6. Using a metal skewer, or the very tip of a sharp knife, poke approximately 10 – 15 holes in the fat pockets of the breast and thighs.

7. Rub the chicken all over with a generous amount of olive oil (approximately 2 tablespoons.)

8. Sprinkle 1 tablespoon of kosher salt all over the chicken. Follow with ½ teaspoon fresh-ground pepper.

9. Remove the hot iron skillet from the oven and drizzle the bottom with one tablespoon of olive oil.

10. Place the chicken, breast side up, in the skillet, and return the pan to the oven. Cook for 20 minutes.

11. Remove the pan from oven and flip the chicken over, so it’s breast side down. (Use a wide spatula with one hand, and hold several paper towels in the other hand to assist in the flip.) Return to oven and cook for 10 minutes.

12. Flip the chicken back over so it’s breast side up again, and finish cooking until the thickest part of the thigh reaches 175°F, and the breast reaches 160°F. This should take approximately 40 minutes in total, or about 10 minutes per pound.

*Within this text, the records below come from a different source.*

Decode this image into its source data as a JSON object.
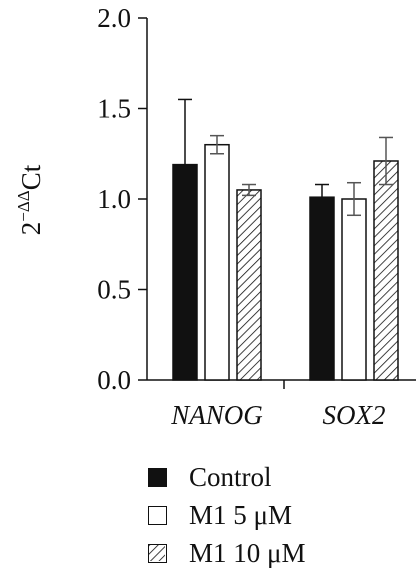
{
  "chart_data": {
    "type": "bar",
    "ylabel": "2⁻ΔΔCt",
    "ylim": [
      0,
      2.0
    ],
    "yticks": [
      "0.0",
      "0.5",
      "1.0",
      "1.5",
      "2.0"
    ],
    "categories": [
      "NANOG",
      "SOX2"
    ],
    "series": [
      {
        "name": "Control",
        "values": [
          1.19,
          1.01
        ],
        "errors": [
          0.36,
          0.07
        ],
        "fill": "#111111"
      },
      {
        "name": "M1 5 μM",
        "values": [
          1.3,
          1.0
        ],
        "errors": [
          0.05,
          0.09
        ],
        "fill": "#ffffff"
      },
      {
        "name": "M1 10 μM",
        "values": [
          1.05,
          1.21
        ],
        "errors": [
          0.03,
          0.13
        ],
        "fill": "hatched"
      }
    ],
    "grid": false,
    "legend_position": "bottom"
  },
  "legend": [
    {
      "label": "Control"
    },
    {
      "label": "M1 5 μM"
    },
    {
      "label": "M1 10 μM"
    }
  ]
}
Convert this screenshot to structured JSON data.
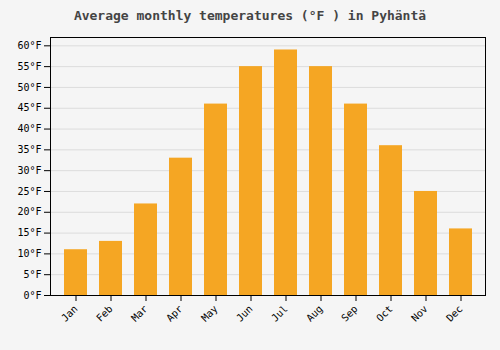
{
  "chart_data": {
    "type": "bar",
    "title": "Average monthly temperatures (°F ) in Pyhäntä",
    "categories": [
      "Jan",
      "Feb",
      "Mar",
      "Apr",
      "May",
      "Jun",
      "Jul",
      "Aug",
      "Sep",
      "Oct",
      "Nov",
      "Dec"
    ],
    "values": [
      11,
      13,
      22,
      33,
      46,
      55,
      59,
      55,
      46,
      36,
      25,
      16
    ],
    "color": "#F5A623",
    "ylim": [
      0,
      62
    ],
    "yticks": [
      {
        "value": 0,
        "label": "0°F"
      },
      {
        "value": 5,
        "label": "5°F"
      },
      {
        "value": 10,
        "label": "10°F"
      },
      {
        "value": 15,
        "label": "15°F"
      },
      {
        "value": 20,
        "label": "20°F"
      },
      {
        "value": 25,
        "label": "25°F"
      },
      {
        "value": 30,
        "label": "30°F"
      },
      {
        "value": 35,
        "label": "35°F"
      },
      {
        "value": 40,
        "label": "40°F"
      },
      {
        "value": 45,
        "label": "45°F"
      },
      {
        "value": 50,
        "label": "50°F"
      },
      {
        "value": 55,
        "label": "55°F"
      },
      {
        "value": 60,
        "label": "60°F"
      }
    ],
    "grid": true
  }
}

13. Remove the chicken from the oven and let it rest for at least 20 minutes, uncovered, before carving.

Oven-Cooked Chicken Stock


• Bones of your roast chicken. (The more meat on the bones, the more flavor your broth will have.)

• 1 medium onion, halved. (no peeling necessary)

• 3 large carrots, roughly chopped (no peeling necessary)

• 3 celery stalks, roughly chopped

• 1 teaspoon whole black peppercorns

• Bay leaf


1. Place all chicken bones in large pot or Dutch oven with the onion, carrots, celery, peppercorns, and bay leaf. Cover with water, 1 to 2 inches above contents. (You can break apart the bones if it’s easier to fit the carcass in the pot.)

2. Bring to simmer on stovetop over medium heat.

3. Once broth reaches a simmer, place in an oven heated to 180°F. (Or 200°F if you oven doesn’t go as low as 180°). Put the lid on the pot before you place it in the oven, but place it ajar. You want steam to be able to escape during the cooking process.

4. Cook 8 to 12 hours. (It’s nearly impossible to overcook stock. So, leaving it in overnight while you sleep is fine. You don’t have to be really diligent about the time.)

5. Strain all solids out of the broth and discard. Use broth to cook rice, soups, etc.

6. Store for up to 3 days, or freeze for up to six months.